Named after the French singer, Edith Piaf, La Môme successfully captures the essence of 1950’s France with a Parisian street map adorning the ceiling and vintage light bulbs casting a soft glow across the cosy dining room and bar. Window tables overlook the Sheikh Zayed skyline, perfect for romantic dates, whilst circular leather banquettes in the centre of the room make for convivial dining. There’s something for everyone.
House wines bottled for La Môme add a differentiating factor to the wine list – pick a choice of five grapes (in our case Shiraz) and you have a very palatable bottle for an affordable AED175. Bravo!
The menu promises authentic French dishes and, interestingly for a licensed restaurant, highlights those that are lighter on the tummy. We start off with one such dish – a starter of red mullet fillets ‘Nicoise’ style. A couple of fillets arrive pan-fried which gives the skin a delicate crispy golden texture. The Nicoise influence comes through in a mound of well-seasoned and finely diced veggies – but the core ingredient, the potato, is undercooked.
Our second starter is a dozen snails, and like those I tasted in Burgundy recently, are juicy and tender. We eat them like popcorn. A generous dousing of moreishly decadent garlic butter has me polishing it off with baguette.
Next up for mains is another ‘light’ plate – skate wings. An unusual dish I have yet to spot elsewhere on a Dubai menu. A hugely generous portion that on arrival appears far from light – but in essence actually is. A member of the shark family, the grilled flesh from these fins flakes off easily, whilst a brown butter and caper sauce provides lip-smacking umami flavours. A side order of French fries, always a good test of a French kitchen, sadly disappoint and would benefit from a second deep fry. The green beans, however, are on point and al dente.
From the signature dish section of the menu, I choose the roasted pigeon – something I am unlikely to cook chez moi. Served on the bone, it’s naturally a little fiddly to eat, but the meat is succulent and earthy in flavour. Unusually, it sits on a bed of roasted sucrine lettuce (a smaller variety of Romaine) whose slight sweetness and buttery texture cuts through the fat of my bird.
For dessert we pick a caramel and salted butter fondant to share, which, whilst excellent in its own right, really needs a scoop of vanilla ice cream to complement the flavours. Oddly for a French restaurant, the menu lacks a cheese selection – and with a little red vino left to polish off – we ask if the kitchen can serve some. Our waitress is very obliging and returns with a few slices of Comte – another fond memory from my cheese tour around France floats by. If that wasn’t enough, all guests are served scoops of chocolate mousse straight out of a copper serving pan – as an alternative to petit fours I guess. A lovely, complimentary touch.

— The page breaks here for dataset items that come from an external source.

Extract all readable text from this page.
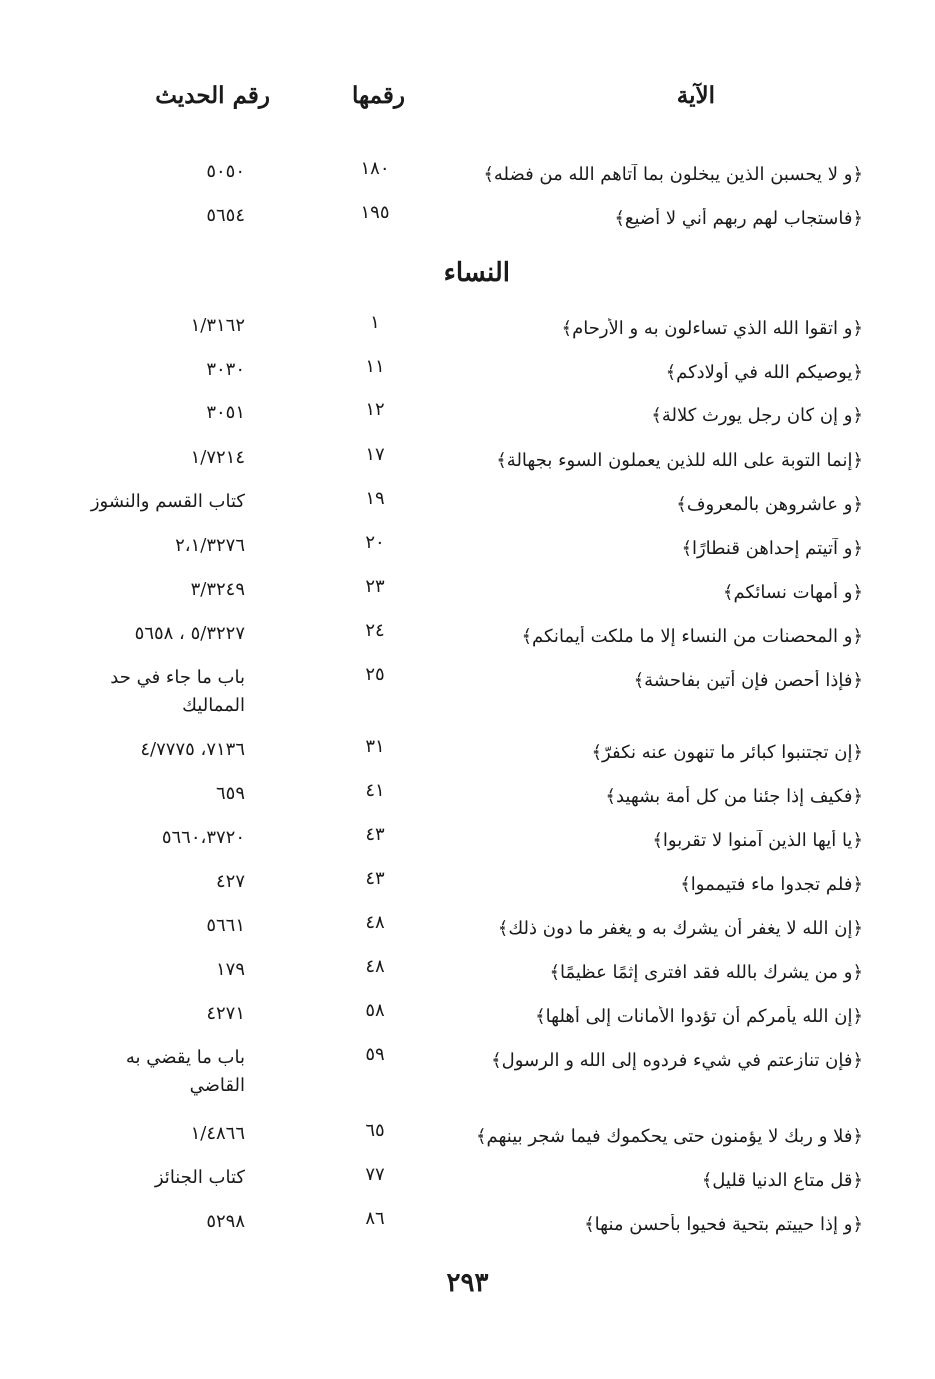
الآية
رقمها
رقم الحديث
﴿و لا يحسبن الذين يبخلون بما آتاهم الله من فضله﴾
١٨٠
٥٠٥٠
﴿فاستجاب لهم ربهم أني لا أضيع﴾
١٩٥
٥٦٥٤
النساء
﴿و اتقوا الله الذي تساءلون به و الأرحام﴾
١
١/٣١٦٢
﴿يوصيكم الله في أولادكم﴾
١١
٣٠٣٠
﴿و إن كان رجل يورث كلالة﴾
١٢
٣٠٥١
﴿إنما التوبة على الله للذين يعملون السوء بجهالة﴾
١٧
١/٧٢١٤
﴿و عاشروهن بالمعروف﴾
١٩
كتاب القسم والنشوز
﴿و آتيتم إحداهن قنطارًا﴾
٢٠
٢،١/٣٢٧٦
﴿و أمهات نسائكم﴾
٢٣
٣/٣٢٤٩
﴿و المحصنات من النساء إلا ما ملكت أيمانكم﴾
٢٤
٥/٣٢٢٧ ، ٥٦٥٨
﴿فإذا أحصن فإن أتين بفاحشة﴾
٢٥
باب ما جاء في حد المماليك
﴿إن تجتنبوا كبائر ما تنهون عنه نكفرّ﴾
٣١
٧١٣٦، ٤/٧٧٧٥
﴿فكيف إذا جئنا من كل أمة بشهيد﴾
٤١
٦٥٩
﴿يا أيها الذين آمنوا لا تقربوا﴾
٤٣
٥٦٦٠،٣٧٢٠
﴿فلم تجدوا ماء فتيمموا﴾
٤٣
٤٢٧
﴿إن الله لا يغفر أن يشرك به و يغفر ما دون ذلك﴾
٤٨
٥٦٦١
﴿و من يشرك بالله فقد افترى إثمًا عظيمًا﴾
٤٨
١٧٩
﴿إن الله يأمركم أن تؤدوا الأمانات إلى أهلها﴾
٥٨
٤٢٧١
﴿فإن تنازعتم في شيء فردوه إلى الله و الرسول﴾
٥٩
باب ما يقضي به القاضي
﴿فلا و ربك لا يؤمنون حتى يحكموك فيما شجر بينهم﴾
٦٥
١/٤٨٦٦
﴿قل متاع الدنيا قليل﴾
٧٧
كتاب الجنائز
﴿و إذا حييتم بتحية فحيوا بأحسن منها﴾
٨٦
٥٢٩٨
٢٩٣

The knowledgeable front-of-house team is mostly French. In most parts, the service excels, but in some cases is a little too keen. For instance, different waiters within the space of a couple of minutes refill our wine glasses. On a Friday evening, the restaurant is a third full at a push, but despite the lack of diners, the atmosphere is charming and cosy. The playlist is in keeping with the theme and echoes Edith Piaf tunes.
But what lets La Môme down is the price point – expect to easily pay AED355 per person for three courses (without vino). That’s a hefty ask for what is essentially a casual bistro-cum-brasserie serving rustic French dishes. The likes of La Petite Maison and La Serre command a similar cheque per head (if not higher), but the overall experience and the food are of an upscale fine dining level, unlike La Môme’s traditional dishes and more relaxed affair. Whilst the owner has clearly learnt from his lacklustre décor mistake at Forty Four Bistro, he has decided to increase his prices (up from an AED235 per person charge), whilst the cooking style has not changed. I do want to return to La Môme, but at that price point, sadly, it won’t be frequently. There are other more affordable French bistros in town competing for my wallet. With that in mind, the knife rating has to remain the same – an average three out of five FooDiva knives. Lower the price point, address glitches with some of the dishes, and luck may just strike.
Have you visited La Môme? What’s your go-to French restaurant?